Dammriss

Klassifikation nach ICD-10
O70Dammriss unter der Geburt
ICD-10 online (WHO-Version 2019)
Kleiner und größerer Dammriss
Großer Dammriss, vordere Scheidenwand schon vernäht.

Ein Dammriss ist das Einreißen des Gewebes zwischen Vulva und After, des Damms, infolge starker Dehnung bei der Geburt. Meist kommt es beim Durchtritt des Kopfes oder der Schultern des Neugeborenen zum Riss. Dieser erfolgt meist an der schwächsten Stelle des Gewebes, also median vom Scheideneingang in Richtung After.

Schweregrade

Je nach Tiefe des Risses unterscheidet man verschiedene Schweregrade, vom kurzen Riss der Scheidenschleimhaut mit halbem Dammriss bis zum totalen Dammriss, bei dem sogar der ringförmige Afterschließmuskel durchtrennt ist. Dammrisse werden je nach Ausdehnung in vier Schweregrade eingeteilt:

  • Dammriss I.°:
    Nur die Haut (Kutis) und das Unterhautgewebe (Subkutis) des Dammes werden verletzt (nicht aber die Dammmuskulatur selbst).
  • Dammriss II.°:
    Riss der Dammmuskulatur bis maximal an den äußeren Afterschließmuskel (Musculus sphincter ani externus) heran.
  • Dammriss III.°:
    Riss auch des äußeren Afterschließmuskels.
  • Dammriss IV.°:
    Riss auch der Schleimhaut des Rektums.

Außerdem sind Rissverletzungen der Labien, der Klitoris, des Gebärmutterhalses bis hin zur Gebärmutter möglich. Das Einreißen des Dammes wird von der Frau während der Geburt kaum wahrgenommen, da dies meist im Zuge einer Wehe bei gleichzeitig stark gedehntem Damm erfolgt. Allerdings kann es in der Zeit nach der Geburt zu Schmerzen beim Sitzen, Laufen, beim Stuhlgang oder bei sportlichen Aktivitäten kommen. Nur selten leiden Frauen als Folge einer Dammverletzung dauerhaft unter Schmerzen beim Geschlechtsverkehr (Dyspareunie).

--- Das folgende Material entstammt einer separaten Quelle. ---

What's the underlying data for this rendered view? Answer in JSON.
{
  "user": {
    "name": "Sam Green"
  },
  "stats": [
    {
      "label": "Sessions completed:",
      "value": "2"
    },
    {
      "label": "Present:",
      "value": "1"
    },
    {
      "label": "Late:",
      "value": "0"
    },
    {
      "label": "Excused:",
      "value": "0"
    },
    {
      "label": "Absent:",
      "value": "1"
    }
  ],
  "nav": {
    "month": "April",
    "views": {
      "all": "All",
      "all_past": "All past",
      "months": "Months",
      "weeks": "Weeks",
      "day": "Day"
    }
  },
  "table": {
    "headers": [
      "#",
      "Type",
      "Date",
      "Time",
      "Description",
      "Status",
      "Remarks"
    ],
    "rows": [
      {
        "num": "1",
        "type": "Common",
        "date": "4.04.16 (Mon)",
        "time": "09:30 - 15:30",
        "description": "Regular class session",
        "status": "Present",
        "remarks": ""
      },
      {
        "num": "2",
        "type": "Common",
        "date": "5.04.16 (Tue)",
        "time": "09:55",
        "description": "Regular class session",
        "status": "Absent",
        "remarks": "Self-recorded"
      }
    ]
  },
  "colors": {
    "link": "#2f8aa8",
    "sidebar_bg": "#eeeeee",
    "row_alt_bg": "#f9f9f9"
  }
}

Vergleichsweise sehr hoch ist der Prozentsatz des Auftretens eines tiefen Dammrisses bei Frauen, die Opfer von Genitalverstümmelung Grad 3 wurden, sofern sie nicht vor der Geburt defibuliert wurden. Auch nach einer Defibulation kommen tiefe Dammrisse häufiger vor als geringfügige.[1][2][3]

Vorbeugung

Durchführung eines Dammschutzes
Geburtshilfe 1897: Das Fortschreiten des kindlichen Kopfes wird verzögert, bis das Perineum sich gedehnt hat.
Der Hinterkopf wird normalerweise in eine Position mit Beugung nach vorn gebracht. Dabei wird ein suprapubischer Druck aufrechterhalten.

Faktoren wie die Elastizität des Gewebes, die Größe des Kindes, die Vorbereitung des Dammes, die Geschwindigkeit der Geburt sowie die Durchführung eines Dammschutzes können die Wahrscheinlichkeit einer Rissverletzung beeinflussen. Durch Dammmassagen in den letzten Schwangerschaftswochen kann das Gewebe gelockert und auf die Geburt vorbereitet werden. Bei Frauen die vorbeugende Dammmassagen anwenden, ist die Zahl an Dammrissen und medizinisch erforderlichen Dammschnitten signifikant niedriger und die Frauen haben nach der Geburt weniger Schmerzen.[4]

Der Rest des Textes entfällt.